Friday February 19 2021

New normal holy mass vector concept: people with social distancing attending holy mass during the corona virus pandemic. PHOOT | FILE


Although Tanzania reopened to normalcy like seven months ago, not all churches reopened straight away and online masses are still a thing.

Since the first reported case of coronavirus (Covid-19), health and safety became everyone's priority and this means precautions and new rules in churches are still there.

I have been attending live-streamed masses and did not physically go to a parish church. And when I did visit a Pentecostal church, some practices like shaking of hands were not a must Church norm even before the pandemic.

Last Sunday, however, I visited my Catholic parish for Mass, but little did I know we must observe some Covid-19 health and safety measures.

Pandemic protection restrictions for places of worship have slightly eased in Tanzania and people are coming back but many non-traditional rules make Mass feel somewhat different.

It is millennia-strong ritual and church practice for Catholics to dip their fingers in the holy water cistern at the entrance and make the sign of the cross when entering a chapel.


At my church last Sunday, I noticed worshippers were not even pausing for a second as they filed in through the various entrances. Indeed, and to my surprise, there was no holy water cistern or tub to dip my fingers into.

Surprise, surprise!

I asked a fellow worshipper about this and she whispered calmly, “We do not do that anymore.”

“What? Why? But there is no coronavirus in Tanzania!” She responded calmly, “regardless, we still observe some precautionary measures in the Church.”

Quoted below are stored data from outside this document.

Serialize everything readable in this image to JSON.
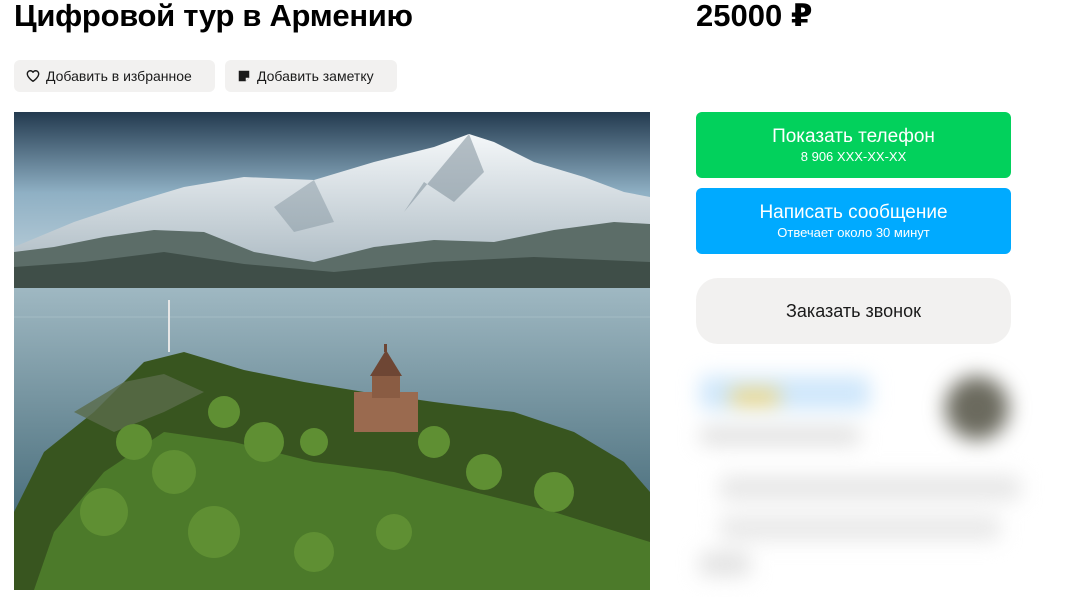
{
  "listing": {
    "title": "Цифровой тур в Армению",
    "price": "25000 ₽"
  },
  "actions": {
    "favorite_label": "Добавить в избранное",
    "note_label": "Добавить заметку"
  },
  "photo": {
    "alt": "Монастырь у озера на фоне заснеженных гор"
  },
  "contact": {
    "phone_label": "Показать телефон",
    "phone_masked": "8 906 ХХХ-ХХ-ХХ",
    "message_label": "Написать сообщение",
    "message_sub": "Отвечает около 30 минут",
    "call_label": "Заказать звонок"
  },
  "colors": {
    "phone_button": "#02d15c",
    "message_button": "#00aaff",
    "chip_background": "#f2f1f0"
  },
  "icons": {
    "favorite": "heart-icon",
    "note": "note-icon"
  }
}
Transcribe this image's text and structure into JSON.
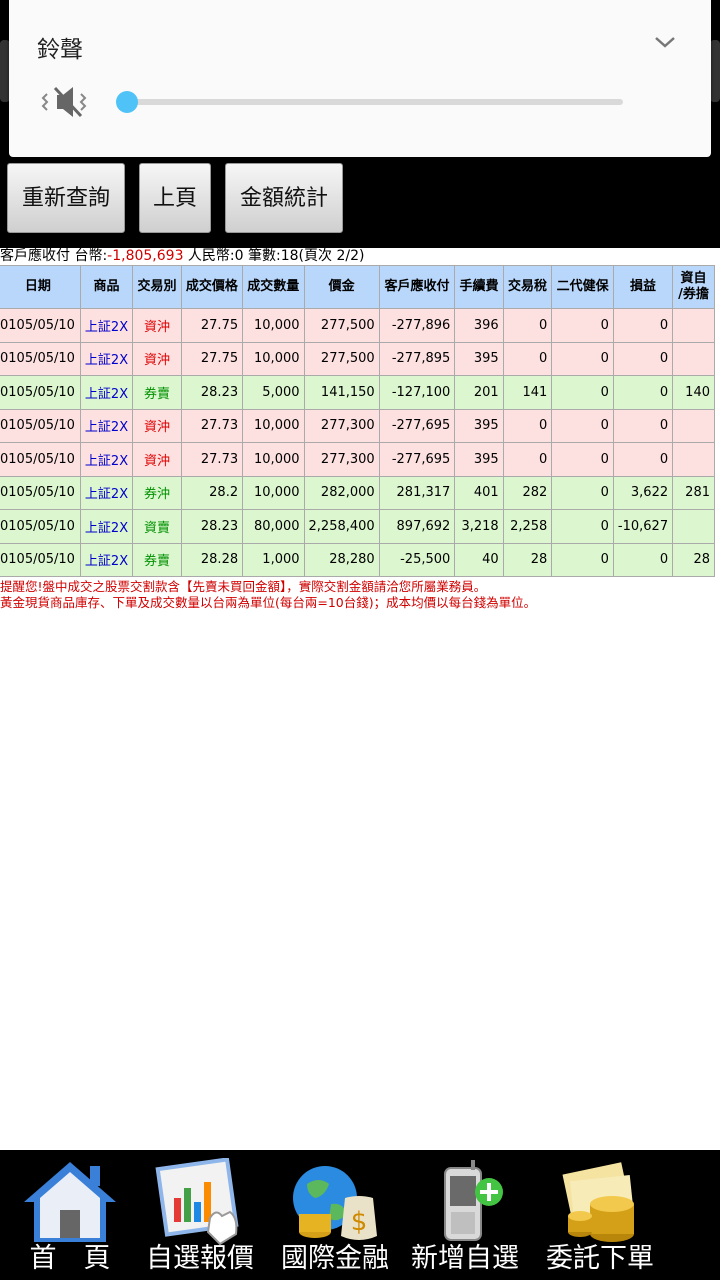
{
  "volume": {
    "title": "鈴聲",
    "level": 0
  },
  "toolbar": {
    "requery": "重新查詢",
    "prev_page": "上頁",
    "amount_stats": "金額統計"
  },
  "summary": {
    "prefix": "客戶應收付 台幣:",
    "twd_value": "-1,805,693",
    "rest": " 人民幣:0 筆數:18(頁次 2/2)"
  },
  "table": {
    "headers": [
      "日期",
      "商品",
      "交易別",
      "成交價格",
      "成交數量",
      "價金",
      "客戶應收付",
      "手續費",
      "交易稅",
      "二代健保",
      "損益",
      "資自\n/券擔"
    ],
    "rows": [
      {
        "kind": "red",
        "cells": [
          "0105/05/10",
          "上証2X",
          "資沖",
          "27.75",
          "10,000",
          "277,500",
          "-277,896",
          "396",
          "0",
          "0",
          "0",
          ""
        ]
      },
      {
        "kind": "red",
        "cells": [
          "0105/05/10",
          "上証2X",
          "資沖",
          "27.75",
          "10,000",
          "277,500",
          "-277,895",
          "395",
          "0",
          "0",
          "0",
          ""
        ]
      },
      {
        "kind": "green",
        "cells": [
          "0105/05/10",
          "上証2X",
          "券賣",
          "28.23",
          "5,000",
          "141,150",
          "-127,100",
          "201",
          "141",
          "0",
          "0",
          "140"
        ]
      },
      {
        "kind": "red",
        "cells": [
          "0105/05/10",
          "上証2X",
          "資沖",
          "27.73",
          "10,000",
          "277,300",
          "-277,695",
          "395",
          "0",
          "0",
          "0",
          ""
        ]
      },
      {
        "kind": "red",
        "cells": [
          "0105/05/10",
          "上証2X",
          "資沖",
          "27.73",
          "10,000",
          "277,300",
          "-277,695",
          "395",
          "0",
          "0",
          "0",
          ""
        ]
      },
      {
        "kind": "green",
        "cells": [
          "0105/05/10",
          "上証2X",
          "券沖",
          "28.2",
          "10,000",
          "282,000",
          "281,317",
          "401",
          "282",
          "0",
          "3,622",
          "281"
        ]
      },
      {
        "kind": "green",
        "cells": [
          "0105/05/10",
          "上証2X",
          "資賣",
          "28.23",
          "80,000",
          "2,258,400",
          "897,692",
          "3,218",
          "2,258",
          "0",
          "-10,627",
          ""
        ]
      },
      {
        "kind": "green",
        "cells": [
          "0105/05/10",
          "上証2X",
          "券賣",
          "28.28",
          "1,000",
          "28,280",
          "-25,500",
          "40",
          "28",
          "0",
          "0",
          "28"
        ]
      }
    ]
  },
  "notes": [
    "提醒您!盤中成交之股票交割款含【先賣未買回金額】，實際交割金額請洽您所屬業務員。",
    "黃金現貨商品庫存、下單及成交數量以台兩為單位(每台兩=10台錢)；成本均價以每台錢為單位。"
  ],
  "nav": [
    {
      "label": "首　頁",
      "icon": "home-icon"
    },
    {
      "label": "自選報價",
      "icon": "chart-touch-icon"
    },
    {
      "label": "國際金融",
      "icon": "globe-money-icon"
    },
    {
      "label": "新增自選",
      "icon": "phone-add-icon"
    },
    {
      "label": "委託下單",
      "icon": "coins-order-icon"
    }
  ]
}
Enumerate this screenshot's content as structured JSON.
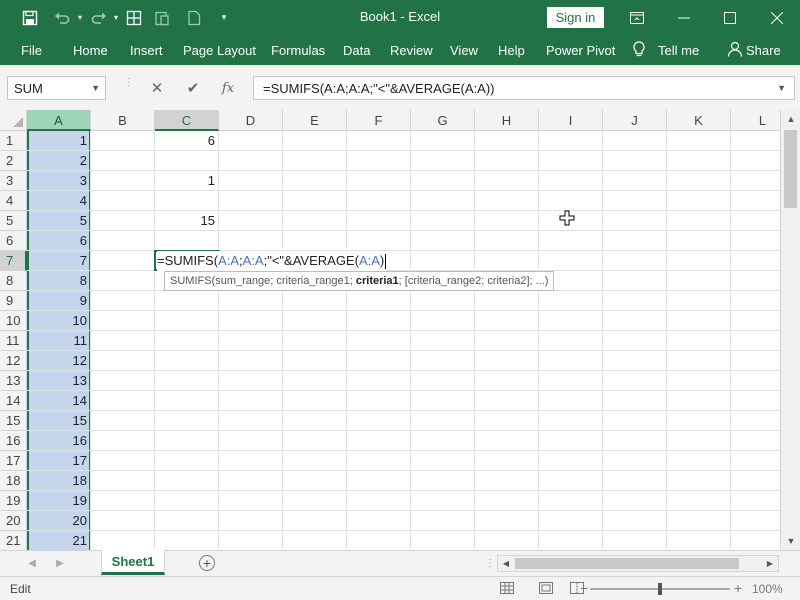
{
  "window": {
    "title": "Book1  -  Excel",
    "sign_in": "Sign in"
  },
  "ribbon": {
    "tabs": [
      "File",
      "Home",
      "Insert",
      "Page Layout",
      "Formulas",
      "Data",
      "Review",
      "View",
      "Help",
      "Power Pivot",
      "Tell me",
      "Share"
    ]
  },
  "formula_bar": {
    "name_box": "SUM",
    "cancel_glyph": "✕",
    "enter_glyph": "✔",
    "fx_label": "fx",
    "formula": "=SUMIFS(A:A;A:A;\"<\"&AVERAGE(A:A))"
  },
  "grid": {
    "columns": [
      "A",
      "B",
      "C",
      "D",
      "E",
      "F",
      "G",
      "H",
      "I",
      "J",
      "K",
      "L"
    ],
    "rows": [
      "1",
      "2",
      "3",
      "4",
      "5",
      "6",
      "7",
      "8",
      "9",
      "10",
      "11",
      "12",
      "13",
      "14",
      "15",
      "16",
      "17",
      "18",
      "19",
      "20",
      "21"
    ],
    "column_a_values": [
      "1",
      "2",
      "3",
      "4",
      "5",
      "6",
      "7",
      "8",
      "9",
      "10",
      "11",
      "12",
      "13",
      "14",
      "15",
      "16",
      "17",
      "18",
      "19",
      "20",
      "21"
    ],
    "column_c_values": [
      {
        "row": 1,
        "value": "6"
      },
      {
        "row": 3,
        "value": "1"
      },
      {
        "row": 5,
        "value": "15"
      }
    ],
    "selected_column": "C",
    "active_row": "7"
  },
  "editing": {
    "prefix": "=SUMIFS(",
    "ref1": "A:A",
    "sep1": ";",
    "ref2": "A:A",
    "mid": ";\"<\"&AVERAGE(",
    "ref3": "A:A",
    "suffix": ")",
    "tooltip_fn": "SUMIFS(sum_range; criteria_range1; ",
    "tooltip_bold": "criteria1",
    "tooltip_rest": "; [criteria_range2; criteria2]; ...)"
  },
  "sheets": {
    "tabs": [
      "Sheet1"
    ],
    "add_glyph": "+"
  },
  "status": {
    "mode": "Edit",
    "zoom": "100%"
  },
  "colors": {
    "brand": "#217346",
    "selection": "#c5d5ec",
    "ref": "#4472c4"
  }
}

That is the first thing that differentiates a live-streamed Catholic Sunday Mass from a physical one ...stop, dip your finger in a bowl of holy water and make the sign of the cross, then enter the hallowed precincts. I was looking forward to such practice after ten months since I last entered a Catholic church physically for Sunday Mass.

“I know it feels like some vitals have been taken from us. But there are vaccines now! Things will go back to normal,” said the person next to me, noticing the shock on my face when she had declined to shake hands African-style.

Coronavirus has not only been just a medical, social and economic problem, it had also invaded our faiths.

Certainly, it is neither the same nor easy, showing a sign of peace that no longer entails shaking of hands.

Sceptical bone

For many like me, however, Mass online does not feel as sacred but then again even being physically in a chapel feels different due to new practices.

Covid-19 safety measures and social distancing put a strain on many Catholic churches. While many worshippers hope things go back to “normal” once a vaccine is widely available, I on the other hand just grew a sceptical bone: What if the old normal and all its practices never comes back? Will we adopt and become used to the new rules, so-called new-normal? The jury on this is still out there as long as Covid-19 rampages.